Après s’être produite dans une salle comble le 4 décembre, Loreena McKennitt a presque réédité l’exploit le lendemain : seuls quelques sièges, au fond du parterre et des balcons, étaient encore vides lorsque la grande dame de la musique celtique est montée sur la scène du Grand-Théâtre, pour la deuxième fois en autant de jours. Calme et souriante, l’artiste canadienne a salué la foule avec chaleur, avant d’entamer une grande soirée de musique, et un fabuleux voyage dans l’univers musical des Celtes, aussi riche que vaste.
Nathan Murray
Visiblement en grande forme, la voix toujours aussi mélodieuse et éblouissante, l’auteure-compositrice-interprète était entourée d’une magnifique équipe de musiciens. Caroline Lavelle, au violoncelle et aux voix, proposait une musique éthérée, aérienne, profondément émouvante. Si le vieux complice de McKennitt Brian Hugues, alternant entre la guitare électrique et les instruments à cordes traditionnels, s’est fait relativement discret, ses arrangements enveloppants n’en ajoutaient pas moins force et textures à l’atmosphère musicale. Ben Grossman, aux percussions, et Dudley Philips, à la contrebasse, s’en sont aussi tirés avec les honneurs. C’est cependant le violoniste Hugh Marsh, servi il est vrai par un répertoire destiné à le faire briller, qui a attiré sur lui tous les regards, surprenant la foule tantôt par de magnifiques fulgurances, tantôt par de virtuoses élans mélancoliques. Loreena elle-même, passant de la harpe à l’accordéon, de l’accordéon au piano, a su hypnotiser la salle Louis Fréchette avec sa musique inspirée. Plusieurs pièces purement musicales, dont la nostalgique Between the Shadows, ont d’ailleurs suscité l’enthousiasme de la foule, conquise par l’énergie et le plaisir apparent de la troupe.

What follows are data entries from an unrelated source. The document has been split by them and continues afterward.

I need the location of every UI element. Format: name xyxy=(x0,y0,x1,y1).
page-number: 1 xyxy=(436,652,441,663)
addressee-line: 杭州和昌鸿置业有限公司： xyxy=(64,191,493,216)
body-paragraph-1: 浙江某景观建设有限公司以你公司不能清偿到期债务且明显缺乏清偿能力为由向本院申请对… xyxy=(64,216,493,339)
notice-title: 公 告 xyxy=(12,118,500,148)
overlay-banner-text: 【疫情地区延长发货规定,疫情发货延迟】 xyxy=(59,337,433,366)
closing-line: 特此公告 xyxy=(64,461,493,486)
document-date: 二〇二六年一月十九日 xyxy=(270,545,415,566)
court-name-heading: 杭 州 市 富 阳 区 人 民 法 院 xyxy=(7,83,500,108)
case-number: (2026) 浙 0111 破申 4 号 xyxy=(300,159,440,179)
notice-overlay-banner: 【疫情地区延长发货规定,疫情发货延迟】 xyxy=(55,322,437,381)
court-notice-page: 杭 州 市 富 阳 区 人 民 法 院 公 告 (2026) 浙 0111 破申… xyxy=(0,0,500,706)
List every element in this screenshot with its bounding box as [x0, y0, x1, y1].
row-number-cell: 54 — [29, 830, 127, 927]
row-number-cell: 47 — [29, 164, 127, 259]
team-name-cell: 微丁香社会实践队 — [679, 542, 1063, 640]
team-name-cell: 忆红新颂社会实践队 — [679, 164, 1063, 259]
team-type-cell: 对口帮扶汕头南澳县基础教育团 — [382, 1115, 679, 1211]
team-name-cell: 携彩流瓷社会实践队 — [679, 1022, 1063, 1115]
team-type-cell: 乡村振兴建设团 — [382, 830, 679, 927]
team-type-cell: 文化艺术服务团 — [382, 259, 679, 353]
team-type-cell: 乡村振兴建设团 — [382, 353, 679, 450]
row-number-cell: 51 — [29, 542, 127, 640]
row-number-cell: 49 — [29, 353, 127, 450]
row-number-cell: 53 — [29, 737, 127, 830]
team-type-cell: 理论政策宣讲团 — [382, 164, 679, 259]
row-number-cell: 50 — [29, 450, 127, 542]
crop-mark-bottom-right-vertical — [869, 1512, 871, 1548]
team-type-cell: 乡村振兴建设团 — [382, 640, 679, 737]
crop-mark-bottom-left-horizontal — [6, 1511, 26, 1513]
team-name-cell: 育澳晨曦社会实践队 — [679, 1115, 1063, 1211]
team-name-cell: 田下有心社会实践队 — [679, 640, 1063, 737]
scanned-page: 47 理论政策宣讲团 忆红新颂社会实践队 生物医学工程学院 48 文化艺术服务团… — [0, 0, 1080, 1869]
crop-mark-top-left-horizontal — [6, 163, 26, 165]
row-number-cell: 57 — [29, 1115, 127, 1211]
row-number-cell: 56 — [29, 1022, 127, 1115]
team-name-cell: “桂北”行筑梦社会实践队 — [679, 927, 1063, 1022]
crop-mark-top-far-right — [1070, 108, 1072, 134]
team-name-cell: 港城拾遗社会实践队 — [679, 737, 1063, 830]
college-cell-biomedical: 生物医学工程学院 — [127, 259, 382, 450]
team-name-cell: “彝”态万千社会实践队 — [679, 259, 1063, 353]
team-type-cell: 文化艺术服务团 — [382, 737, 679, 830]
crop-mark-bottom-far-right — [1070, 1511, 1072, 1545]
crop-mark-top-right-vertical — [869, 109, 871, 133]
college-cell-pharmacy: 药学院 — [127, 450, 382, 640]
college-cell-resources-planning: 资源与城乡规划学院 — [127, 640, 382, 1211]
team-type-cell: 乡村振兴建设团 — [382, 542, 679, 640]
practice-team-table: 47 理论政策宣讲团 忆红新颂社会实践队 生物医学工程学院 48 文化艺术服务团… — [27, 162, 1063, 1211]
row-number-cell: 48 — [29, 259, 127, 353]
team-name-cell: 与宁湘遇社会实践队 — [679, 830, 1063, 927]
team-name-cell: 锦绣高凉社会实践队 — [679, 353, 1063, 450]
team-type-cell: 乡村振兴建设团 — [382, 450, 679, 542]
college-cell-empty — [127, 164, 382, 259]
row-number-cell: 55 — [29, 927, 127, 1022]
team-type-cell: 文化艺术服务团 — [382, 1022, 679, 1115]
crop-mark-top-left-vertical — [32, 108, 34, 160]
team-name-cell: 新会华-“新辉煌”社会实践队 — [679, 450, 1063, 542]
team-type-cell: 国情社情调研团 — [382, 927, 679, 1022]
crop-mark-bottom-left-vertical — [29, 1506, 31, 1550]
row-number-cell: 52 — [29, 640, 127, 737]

Tantôt assise, tantôt debout sur une scène décorée de grands candélabres et d’un antique réverbère, Loreena McKennitt a su, à la fois par sa musique, sa voix et ses paroles, guider le public à travers les méandres de ses multiples voyages dans les contrées celtes. Les anecdotes ont en effet été nombreuses, les explications parfois longues, mais toujours pertinentes, porteuses d’émotion, de sens — et parfois de rire, à l’exemple de ce croustillant portrait d’un chauffeur d’autobus irlandais. Des steppes de Sibérie au désert de Maroc, de l’Espagne à l’Irlande, la grande musicienne a fait voyager la foule, l’emmenant sur les traces des Celtes, ce peuple qu’elle étudie depuis plus de trois décennies, et dont elle tente de rendre l’âme à travers ses chansons. Une bonne maîtrise de l’anglais était cependant essentielle pour profiter pleinement des exposés de l’artiste, qui a tenu à s’excuser en début de soirée pour sa mauvaise maîtrise du français — précisant au passage que les seules expressions dont elle se souvenait étaient ces phrases toutes faites que l’on apprend à l’école, du type « j’ai peur que ce soit la grippe ». Charmante confession d’une femme dont on pardonnera aisément les lacunes langagières. La Canadienne s’est aussi permis, en début de spectacle, un sympathique avertissement à l’endroit d’un spectateur indélicat, caméraman indiscret trahi par la lumière de son appareil…
Au-delà des présentations et des anecdotes, cependant, il y avait la musique, il y avait le chant, porté par la superbe voix de Loreena McKennitt, riche et sucrée, vibrante. La première partie a notamment été marquée par l’hymne environnemental Bonny Portmore, pleurant sur les vertes forêts d’Irlande; par l’émouvante et amoureuse Down by the Sally Gardens ; par la joyeuse et dansante The Star of the County Down ; et par la poignante The Wind that Shakes the Barley. Le tout s’est terminé de manière grandiose avec Bonny Swans, sans doute l’une des plus belles pièces de l’artiste.
La seconde moitié du spectacle s’est révélée encore plus puissante et plus belle, marquée notamment par de superbes envolées musicales et des pièces adorées du public. Après un magnifique doublé Mystic’s Dream et Santiago — sans aucun doute l’une des plus belles interprétations de la soirée -, qui a déchaîné les applaudissements du public, Loreena McKennitt et ses musiciens ont notamment interprété The Lady of Shalott, Peneloppe’s Song et All Souls Night, portées par un souffle immense. Never-Ending Road et The Parting Glass, élégamment mariées, ont clôt la soirée de magnifique manière. L’artiste est par la suite revenue par deux fois sur scène, avant de disparaître sur les dernières notes de Snow, laissant derrière elle un public ravi de son voyage au cœur de contrées enchanteresses.